Tim Stanley is a British historian and writer for The Telegraph newspaper. He is a devout Roman Catholic. On this significant date in the Christian calendar Tim Stanley posted about ‘historical evidence’ for Jesus’s life on Twitter:
The Testimony of Flavius Josephus
This testimony to Jesus has long puzzled scholars. Why would Josephus. a devout Jew who never became a Christian, profess faith in Jesus by suggesting he was something more than a man, calling him the messiah (rather than merely saying that others thought he was), and claiming that he was raised from the dead in fulfillment of prophecy?
Many scholars have recognised that the problem can be solved by looking at how, and by whom, Josephus’s writings were transmitted over the centuries. For in fact they were not preserved by Jews, many of whom considered him to be a traitor because of his conduct during and after the war with Rome. Rather, it was Christians who copied Josephus’s writings through the ages. It is possible that this reference to Jesus has been beefed up a bit by a Christian scribe who wanted to make Josephus appear more appreciative of the “true faith”?

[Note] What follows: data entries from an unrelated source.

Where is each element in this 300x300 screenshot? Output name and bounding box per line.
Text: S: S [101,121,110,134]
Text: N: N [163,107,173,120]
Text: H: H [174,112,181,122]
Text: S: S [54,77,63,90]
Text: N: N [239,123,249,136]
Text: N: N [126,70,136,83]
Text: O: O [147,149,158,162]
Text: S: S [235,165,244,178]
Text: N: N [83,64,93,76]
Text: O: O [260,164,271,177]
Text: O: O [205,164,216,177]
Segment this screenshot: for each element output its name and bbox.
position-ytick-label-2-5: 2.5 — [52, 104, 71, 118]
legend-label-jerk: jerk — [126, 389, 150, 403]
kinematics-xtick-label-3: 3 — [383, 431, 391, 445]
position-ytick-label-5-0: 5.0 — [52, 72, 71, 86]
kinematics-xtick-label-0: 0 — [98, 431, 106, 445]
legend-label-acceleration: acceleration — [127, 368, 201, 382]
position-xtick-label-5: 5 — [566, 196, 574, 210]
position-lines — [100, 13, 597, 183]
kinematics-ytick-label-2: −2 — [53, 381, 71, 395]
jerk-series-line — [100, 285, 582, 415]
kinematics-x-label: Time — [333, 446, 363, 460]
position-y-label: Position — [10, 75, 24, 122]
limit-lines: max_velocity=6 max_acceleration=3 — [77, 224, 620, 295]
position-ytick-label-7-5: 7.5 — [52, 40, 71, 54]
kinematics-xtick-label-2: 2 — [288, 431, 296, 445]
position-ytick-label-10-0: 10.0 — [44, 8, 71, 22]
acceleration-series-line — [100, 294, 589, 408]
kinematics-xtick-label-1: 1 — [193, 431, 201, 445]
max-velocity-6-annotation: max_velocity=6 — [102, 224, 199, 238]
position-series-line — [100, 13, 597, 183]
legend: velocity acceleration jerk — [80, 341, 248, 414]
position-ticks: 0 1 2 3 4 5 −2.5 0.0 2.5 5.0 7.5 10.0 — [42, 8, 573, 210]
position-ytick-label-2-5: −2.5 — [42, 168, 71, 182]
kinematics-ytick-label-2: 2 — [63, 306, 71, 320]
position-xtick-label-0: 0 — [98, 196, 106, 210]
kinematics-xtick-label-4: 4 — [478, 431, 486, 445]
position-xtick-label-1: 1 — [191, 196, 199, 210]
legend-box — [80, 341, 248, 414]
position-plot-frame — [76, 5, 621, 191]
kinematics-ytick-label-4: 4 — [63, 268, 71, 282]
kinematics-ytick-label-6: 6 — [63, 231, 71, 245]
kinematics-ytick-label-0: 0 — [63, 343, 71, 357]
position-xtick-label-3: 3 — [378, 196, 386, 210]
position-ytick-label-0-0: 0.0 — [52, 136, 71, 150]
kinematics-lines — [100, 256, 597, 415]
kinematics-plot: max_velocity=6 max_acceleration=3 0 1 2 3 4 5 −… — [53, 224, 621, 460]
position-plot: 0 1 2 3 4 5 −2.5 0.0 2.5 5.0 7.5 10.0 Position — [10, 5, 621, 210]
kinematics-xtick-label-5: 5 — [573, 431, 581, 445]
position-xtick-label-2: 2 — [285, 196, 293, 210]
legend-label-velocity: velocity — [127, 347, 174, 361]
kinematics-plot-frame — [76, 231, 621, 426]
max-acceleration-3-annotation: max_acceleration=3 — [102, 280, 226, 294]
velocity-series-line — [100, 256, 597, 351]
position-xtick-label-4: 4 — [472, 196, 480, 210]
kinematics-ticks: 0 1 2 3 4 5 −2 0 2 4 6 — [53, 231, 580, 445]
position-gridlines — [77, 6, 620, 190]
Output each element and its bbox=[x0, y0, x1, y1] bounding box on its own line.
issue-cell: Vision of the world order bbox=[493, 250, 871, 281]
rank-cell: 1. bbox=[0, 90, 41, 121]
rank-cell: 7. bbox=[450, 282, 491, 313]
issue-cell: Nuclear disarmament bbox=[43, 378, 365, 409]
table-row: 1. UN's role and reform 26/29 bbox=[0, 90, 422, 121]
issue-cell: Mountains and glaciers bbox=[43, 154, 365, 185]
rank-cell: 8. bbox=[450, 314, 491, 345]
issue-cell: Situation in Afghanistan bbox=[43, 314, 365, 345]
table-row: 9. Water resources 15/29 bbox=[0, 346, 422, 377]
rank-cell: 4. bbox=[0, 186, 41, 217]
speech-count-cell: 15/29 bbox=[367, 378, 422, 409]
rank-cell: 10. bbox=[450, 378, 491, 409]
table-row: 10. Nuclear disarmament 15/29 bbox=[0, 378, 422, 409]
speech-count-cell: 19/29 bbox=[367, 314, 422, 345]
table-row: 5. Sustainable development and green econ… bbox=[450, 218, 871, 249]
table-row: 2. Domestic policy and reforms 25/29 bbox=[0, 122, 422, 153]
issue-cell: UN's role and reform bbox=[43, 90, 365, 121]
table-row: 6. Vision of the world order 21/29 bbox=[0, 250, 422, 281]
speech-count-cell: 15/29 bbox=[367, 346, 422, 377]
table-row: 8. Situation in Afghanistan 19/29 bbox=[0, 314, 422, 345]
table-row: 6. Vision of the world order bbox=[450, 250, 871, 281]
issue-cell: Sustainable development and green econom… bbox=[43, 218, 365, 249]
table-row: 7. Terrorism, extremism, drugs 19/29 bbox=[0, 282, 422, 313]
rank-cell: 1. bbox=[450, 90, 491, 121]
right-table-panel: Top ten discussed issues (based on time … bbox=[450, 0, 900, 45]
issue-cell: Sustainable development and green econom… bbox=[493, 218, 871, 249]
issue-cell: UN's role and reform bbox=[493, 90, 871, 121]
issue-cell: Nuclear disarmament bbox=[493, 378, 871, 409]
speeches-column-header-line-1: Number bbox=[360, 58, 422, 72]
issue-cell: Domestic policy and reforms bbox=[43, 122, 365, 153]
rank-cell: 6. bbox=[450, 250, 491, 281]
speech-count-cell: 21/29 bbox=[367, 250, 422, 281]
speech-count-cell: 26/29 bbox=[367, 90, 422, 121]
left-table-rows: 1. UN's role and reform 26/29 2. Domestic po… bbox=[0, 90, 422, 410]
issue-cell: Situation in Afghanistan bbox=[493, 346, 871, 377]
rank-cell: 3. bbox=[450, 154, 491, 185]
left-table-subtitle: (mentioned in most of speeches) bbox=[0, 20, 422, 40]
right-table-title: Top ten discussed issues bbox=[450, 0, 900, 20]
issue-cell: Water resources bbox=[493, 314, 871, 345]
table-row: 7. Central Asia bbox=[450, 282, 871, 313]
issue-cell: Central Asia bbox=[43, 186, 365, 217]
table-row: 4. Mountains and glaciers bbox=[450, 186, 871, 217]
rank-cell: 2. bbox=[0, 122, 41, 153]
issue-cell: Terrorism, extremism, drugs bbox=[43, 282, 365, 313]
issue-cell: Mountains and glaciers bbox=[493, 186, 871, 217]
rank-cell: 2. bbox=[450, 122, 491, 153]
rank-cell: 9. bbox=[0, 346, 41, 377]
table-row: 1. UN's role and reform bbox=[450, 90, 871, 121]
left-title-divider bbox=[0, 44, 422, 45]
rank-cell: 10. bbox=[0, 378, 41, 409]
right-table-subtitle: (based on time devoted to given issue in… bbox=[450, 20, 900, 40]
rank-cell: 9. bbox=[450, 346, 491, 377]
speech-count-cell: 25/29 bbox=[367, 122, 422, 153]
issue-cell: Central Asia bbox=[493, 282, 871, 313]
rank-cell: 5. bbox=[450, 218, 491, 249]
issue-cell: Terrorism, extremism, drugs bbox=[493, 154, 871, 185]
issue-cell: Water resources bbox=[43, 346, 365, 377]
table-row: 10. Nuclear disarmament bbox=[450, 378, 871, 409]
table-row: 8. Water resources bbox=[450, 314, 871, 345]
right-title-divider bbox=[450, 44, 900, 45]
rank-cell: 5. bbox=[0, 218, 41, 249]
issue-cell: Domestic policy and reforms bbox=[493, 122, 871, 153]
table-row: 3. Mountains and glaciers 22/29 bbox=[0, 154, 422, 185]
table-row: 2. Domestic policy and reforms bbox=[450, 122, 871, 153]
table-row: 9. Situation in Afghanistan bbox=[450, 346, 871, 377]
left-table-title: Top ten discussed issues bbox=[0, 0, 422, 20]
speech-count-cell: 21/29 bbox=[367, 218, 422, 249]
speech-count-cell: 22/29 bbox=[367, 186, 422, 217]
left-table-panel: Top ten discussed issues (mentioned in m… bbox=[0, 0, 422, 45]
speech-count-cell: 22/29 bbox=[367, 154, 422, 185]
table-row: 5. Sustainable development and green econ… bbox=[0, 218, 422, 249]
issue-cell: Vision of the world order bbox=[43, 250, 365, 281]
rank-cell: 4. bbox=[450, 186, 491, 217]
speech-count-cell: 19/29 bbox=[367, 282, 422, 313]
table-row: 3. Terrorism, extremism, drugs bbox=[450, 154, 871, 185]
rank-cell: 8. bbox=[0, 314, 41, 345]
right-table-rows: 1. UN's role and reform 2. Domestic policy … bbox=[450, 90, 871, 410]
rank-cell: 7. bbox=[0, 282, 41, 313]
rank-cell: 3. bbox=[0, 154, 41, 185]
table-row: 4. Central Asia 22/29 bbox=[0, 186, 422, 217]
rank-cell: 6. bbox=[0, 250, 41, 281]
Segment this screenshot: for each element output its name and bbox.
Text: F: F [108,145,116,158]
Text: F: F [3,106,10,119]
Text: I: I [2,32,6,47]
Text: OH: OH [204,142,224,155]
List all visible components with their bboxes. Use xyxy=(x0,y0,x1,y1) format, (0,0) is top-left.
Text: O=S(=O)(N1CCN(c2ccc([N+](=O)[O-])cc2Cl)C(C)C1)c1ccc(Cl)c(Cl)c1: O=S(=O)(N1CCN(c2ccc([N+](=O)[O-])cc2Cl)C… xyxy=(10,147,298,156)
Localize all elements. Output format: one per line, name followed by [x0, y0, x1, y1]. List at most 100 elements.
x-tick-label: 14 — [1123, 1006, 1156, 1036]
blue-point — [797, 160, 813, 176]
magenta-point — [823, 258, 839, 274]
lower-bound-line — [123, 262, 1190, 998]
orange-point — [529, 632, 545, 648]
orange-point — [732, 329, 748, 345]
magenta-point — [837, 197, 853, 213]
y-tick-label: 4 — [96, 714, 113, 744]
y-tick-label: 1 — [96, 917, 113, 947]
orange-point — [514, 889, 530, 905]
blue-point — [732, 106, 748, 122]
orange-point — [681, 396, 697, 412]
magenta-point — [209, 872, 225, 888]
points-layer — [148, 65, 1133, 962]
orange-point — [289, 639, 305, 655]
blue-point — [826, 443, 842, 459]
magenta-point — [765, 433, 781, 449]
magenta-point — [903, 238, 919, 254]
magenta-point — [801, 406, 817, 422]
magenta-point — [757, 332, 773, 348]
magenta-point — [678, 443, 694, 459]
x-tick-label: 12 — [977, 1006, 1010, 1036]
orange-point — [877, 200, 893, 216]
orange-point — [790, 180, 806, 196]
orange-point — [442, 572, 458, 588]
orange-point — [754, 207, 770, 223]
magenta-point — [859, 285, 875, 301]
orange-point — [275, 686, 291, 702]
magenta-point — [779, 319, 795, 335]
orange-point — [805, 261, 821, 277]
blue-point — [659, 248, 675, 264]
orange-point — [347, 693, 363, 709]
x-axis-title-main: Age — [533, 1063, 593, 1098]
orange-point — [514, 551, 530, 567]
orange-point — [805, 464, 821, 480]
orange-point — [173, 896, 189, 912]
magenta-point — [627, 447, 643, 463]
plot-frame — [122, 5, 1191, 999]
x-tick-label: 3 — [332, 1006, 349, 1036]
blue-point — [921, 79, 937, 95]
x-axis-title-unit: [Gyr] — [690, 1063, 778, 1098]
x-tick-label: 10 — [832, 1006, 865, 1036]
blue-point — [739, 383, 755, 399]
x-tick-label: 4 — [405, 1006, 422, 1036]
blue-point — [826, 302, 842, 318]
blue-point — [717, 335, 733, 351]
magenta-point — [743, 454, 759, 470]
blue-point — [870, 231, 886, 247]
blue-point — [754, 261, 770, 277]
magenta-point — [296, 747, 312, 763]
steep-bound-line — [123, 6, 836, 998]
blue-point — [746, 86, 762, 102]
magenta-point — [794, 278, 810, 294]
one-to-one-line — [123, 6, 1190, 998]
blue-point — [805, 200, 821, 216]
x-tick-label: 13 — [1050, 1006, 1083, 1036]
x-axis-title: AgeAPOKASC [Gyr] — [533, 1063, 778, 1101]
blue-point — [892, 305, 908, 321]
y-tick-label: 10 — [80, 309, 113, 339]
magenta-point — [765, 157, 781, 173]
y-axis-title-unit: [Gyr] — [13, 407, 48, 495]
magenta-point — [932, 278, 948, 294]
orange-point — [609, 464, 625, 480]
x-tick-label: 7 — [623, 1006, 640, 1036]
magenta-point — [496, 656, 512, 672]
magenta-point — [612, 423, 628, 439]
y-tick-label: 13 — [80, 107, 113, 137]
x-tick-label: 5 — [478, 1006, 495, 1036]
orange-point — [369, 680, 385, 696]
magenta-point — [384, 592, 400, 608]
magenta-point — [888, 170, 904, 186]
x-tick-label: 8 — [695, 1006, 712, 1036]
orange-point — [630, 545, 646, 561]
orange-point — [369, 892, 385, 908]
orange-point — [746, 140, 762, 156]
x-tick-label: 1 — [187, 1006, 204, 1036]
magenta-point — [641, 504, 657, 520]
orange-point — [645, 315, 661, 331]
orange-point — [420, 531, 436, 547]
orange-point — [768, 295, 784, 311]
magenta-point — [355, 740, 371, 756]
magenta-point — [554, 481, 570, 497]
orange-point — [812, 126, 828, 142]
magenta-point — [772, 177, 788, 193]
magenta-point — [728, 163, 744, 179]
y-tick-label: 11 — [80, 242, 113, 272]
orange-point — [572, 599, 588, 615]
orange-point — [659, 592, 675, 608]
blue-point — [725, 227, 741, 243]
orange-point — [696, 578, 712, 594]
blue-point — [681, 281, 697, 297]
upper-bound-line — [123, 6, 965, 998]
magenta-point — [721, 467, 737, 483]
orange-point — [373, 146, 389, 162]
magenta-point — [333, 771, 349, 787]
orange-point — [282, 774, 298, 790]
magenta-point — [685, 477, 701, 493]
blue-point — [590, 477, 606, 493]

If we take out the Christianized portions of the passage, what we are left with, according to one of the most convincing recent studies, is the following:
At this time there appeared Jesus, a wise man. For he was a doer of startling deeds, a teacher of people who receive the truth with pleasure. And he gained a following both among may Jews and among many of Greek origin. And when Pilate, because of an accusation made by the leading men among us, condemned him to the cross, those who had loved him previously did not cease to do so. And up until this very day the tribe of Christians, named after him, has not died out. (Meier 191, 61)
The New Testament: A Historical Introduction to the Early Christian Writings by Bart Ehrman, page 241. Ehrman is Professor of Religious Studies at the University of North Carolina, USA.